From the Foxger’s Den #55: Pentominous

Pentominous by Grant Fikes


or solve online (using our beta test of Penpa-Edit tools; use tab to alternate between a composite mode for line/edge drawing and a letter entry mode.)

This is a “Twisted Tuesday” puzzle variation.

Theme: Logical

Rules: Variation of Fillomino rules where regions with the same shape must avoid each other instead of regions with the same size (all regions in a pentominous puzzle are pentominoes).

Specifically, divide the grid into 20 pentominoes so that no two pentominoes of the same shape (including rotations/reflections) share an edge. A cell with a letter in it must be part of the pentomino shape normally associated with that letter as given below the grid. Not all pentomino shapes need appear.

Answer String: Enter the letter associated with the pentomino occupying each cell in the two marked rows from left to right, separating the rows with a comma.

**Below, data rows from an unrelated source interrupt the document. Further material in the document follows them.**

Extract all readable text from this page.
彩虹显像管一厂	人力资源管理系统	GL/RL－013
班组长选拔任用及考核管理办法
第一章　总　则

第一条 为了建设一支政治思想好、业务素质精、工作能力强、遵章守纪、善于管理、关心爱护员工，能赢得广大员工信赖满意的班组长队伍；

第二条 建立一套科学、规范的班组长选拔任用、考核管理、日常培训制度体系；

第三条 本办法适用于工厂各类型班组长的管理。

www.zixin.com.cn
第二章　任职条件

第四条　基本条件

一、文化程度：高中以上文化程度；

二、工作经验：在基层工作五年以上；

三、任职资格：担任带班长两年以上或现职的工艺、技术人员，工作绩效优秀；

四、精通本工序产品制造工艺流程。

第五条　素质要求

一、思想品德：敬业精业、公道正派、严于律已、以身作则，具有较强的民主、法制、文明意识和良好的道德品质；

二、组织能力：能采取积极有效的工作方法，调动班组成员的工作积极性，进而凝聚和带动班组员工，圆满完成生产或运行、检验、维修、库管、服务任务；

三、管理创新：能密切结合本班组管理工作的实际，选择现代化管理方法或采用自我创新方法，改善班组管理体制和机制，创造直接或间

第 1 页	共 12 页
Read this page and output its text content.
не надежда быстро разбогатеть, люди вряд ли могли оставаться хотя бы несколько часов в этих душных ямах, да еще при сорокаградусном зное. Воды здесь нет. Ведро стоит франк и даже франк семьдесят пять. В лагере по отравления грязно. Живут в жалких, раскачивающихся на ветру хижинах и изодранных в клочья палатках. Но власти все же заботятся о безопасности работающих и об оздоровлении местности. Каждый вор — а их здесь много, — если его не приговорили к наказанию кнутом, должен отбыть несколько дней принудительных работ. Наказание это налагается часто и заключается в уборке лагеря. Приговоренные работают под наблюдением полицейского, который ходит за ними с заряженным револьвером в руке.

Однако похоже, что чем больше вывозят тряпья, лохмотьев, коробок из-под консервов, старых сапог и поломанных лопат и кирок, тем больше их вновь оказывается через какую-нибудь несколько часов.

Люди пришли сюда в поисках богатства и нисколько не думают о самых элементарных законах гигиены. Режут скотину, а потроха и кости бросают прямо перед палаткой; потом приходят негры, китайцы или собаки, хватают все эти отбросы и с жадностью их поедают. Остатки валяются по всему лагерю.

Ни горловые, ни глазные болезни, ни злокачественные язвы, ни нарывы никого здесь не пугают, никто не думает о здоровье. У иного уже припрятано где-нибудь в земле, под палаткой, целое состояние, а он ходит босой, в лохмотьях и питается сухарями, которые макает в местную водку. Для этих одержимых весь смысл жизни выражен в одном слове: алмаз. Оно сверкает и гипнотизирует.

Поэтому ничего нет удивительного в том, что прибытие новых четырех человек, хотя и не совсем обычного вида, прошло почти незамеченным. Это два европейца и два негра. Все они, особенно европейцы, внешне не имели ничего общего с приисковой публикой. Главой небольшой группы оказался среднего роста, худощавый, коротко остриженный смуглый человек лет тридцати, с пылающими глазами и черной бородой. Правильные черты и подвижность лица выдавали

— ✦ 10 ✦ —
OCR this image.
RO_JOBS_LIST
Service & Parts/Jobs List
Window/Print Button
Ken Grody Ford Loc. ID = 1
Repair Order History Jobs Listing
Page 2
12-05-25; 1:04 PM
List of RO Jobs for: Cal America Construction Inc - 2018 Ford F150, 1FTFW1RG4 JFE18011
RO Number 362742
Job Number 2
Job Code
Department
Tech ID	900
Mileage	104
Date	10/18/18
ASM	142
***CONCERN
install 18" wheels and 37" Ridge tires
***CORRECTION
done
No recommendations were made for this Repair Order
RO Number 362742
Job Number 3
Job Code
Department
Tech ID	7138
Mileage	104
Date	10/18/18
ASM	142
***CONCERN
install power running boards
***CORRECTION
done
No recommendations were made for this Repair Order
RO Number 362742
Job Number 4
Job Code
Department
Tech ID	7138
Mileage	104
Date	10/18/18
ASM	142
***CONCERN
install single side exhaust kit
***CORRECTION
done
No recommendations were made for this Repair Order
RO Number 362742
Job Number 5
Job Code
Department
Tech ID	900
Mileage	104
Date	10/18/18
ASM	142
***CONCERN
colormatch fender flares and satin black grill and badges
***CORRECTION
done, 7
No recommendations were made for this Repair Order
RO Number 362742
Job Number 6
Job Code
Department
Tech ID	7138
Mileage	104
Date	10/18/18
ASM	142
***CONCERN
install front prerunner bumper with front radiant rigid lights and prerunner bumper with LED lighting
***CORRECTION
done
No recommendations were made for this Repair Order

Use CAPITAL LETTERS!

Time Standards (highlight to view): Grandmaster = 2:00, Master = 4:30, Expert = 9:00

Solution: PDF

Note: Follow this link for other puzzles involving Pentominoes.

  • Giovanni P. says:

    Nice concept for a variant, but I didn’t spot the logic of the bottom-right corner and ended up doing a little trial and error to make it work. I get it involves placing some of the Y and N blocks with certainty, and then I guess it’s figuring out how to divide the rest in order to avoid duplication (Two P pentominoes in particular?).

    • chaotic_iak says:

      I testsolved this puzzle (personally by mathgrant 😛 ) and I also used trial and error at that corner. But now I solved it again, there seems to be a very narrow logical step: Try seeing what ahppens with R5C5. There’s a lot of what-if’s, but none goes more than putting two or three pentominoes.

    • Para says:

      My logic was as follows:
      1. R6C4 can’t be joined with R5C5 as it would form either a F, X or Y, all of which it would already be touching. So it’s part of the Y, which will then go vertical.
      2. R10C4 is now part of the N and so are R9C67.
      3. The right bottom corner now has 9 cells that can’t be part of the N and have only one exit point, which means that either R10C6 or R8C8 forms 2 pentominos with those 9 cells.
      4. R7C8 is thus part the second pentomino in the middle as it can’t reach R5C5.
      5. R9C5 needs to join with N as it can’t reach R7C8 and this is the only pentomino it can now be part of.

      Now you can figure out how to fill the rest pretty simply.

      I hope this is clear.

  • Anurag says:

    Nice and easy

  • Francis says:

    Friendly start with a slightly tricky finish. Very nice.

  • JL says:

    Puzzle link [EDIT: Removed as we added our own official link to post]

  • Rajesh Kumar says:

    4.30 Mins to solve this one. It was tricky to find correct placements in the lower right corner.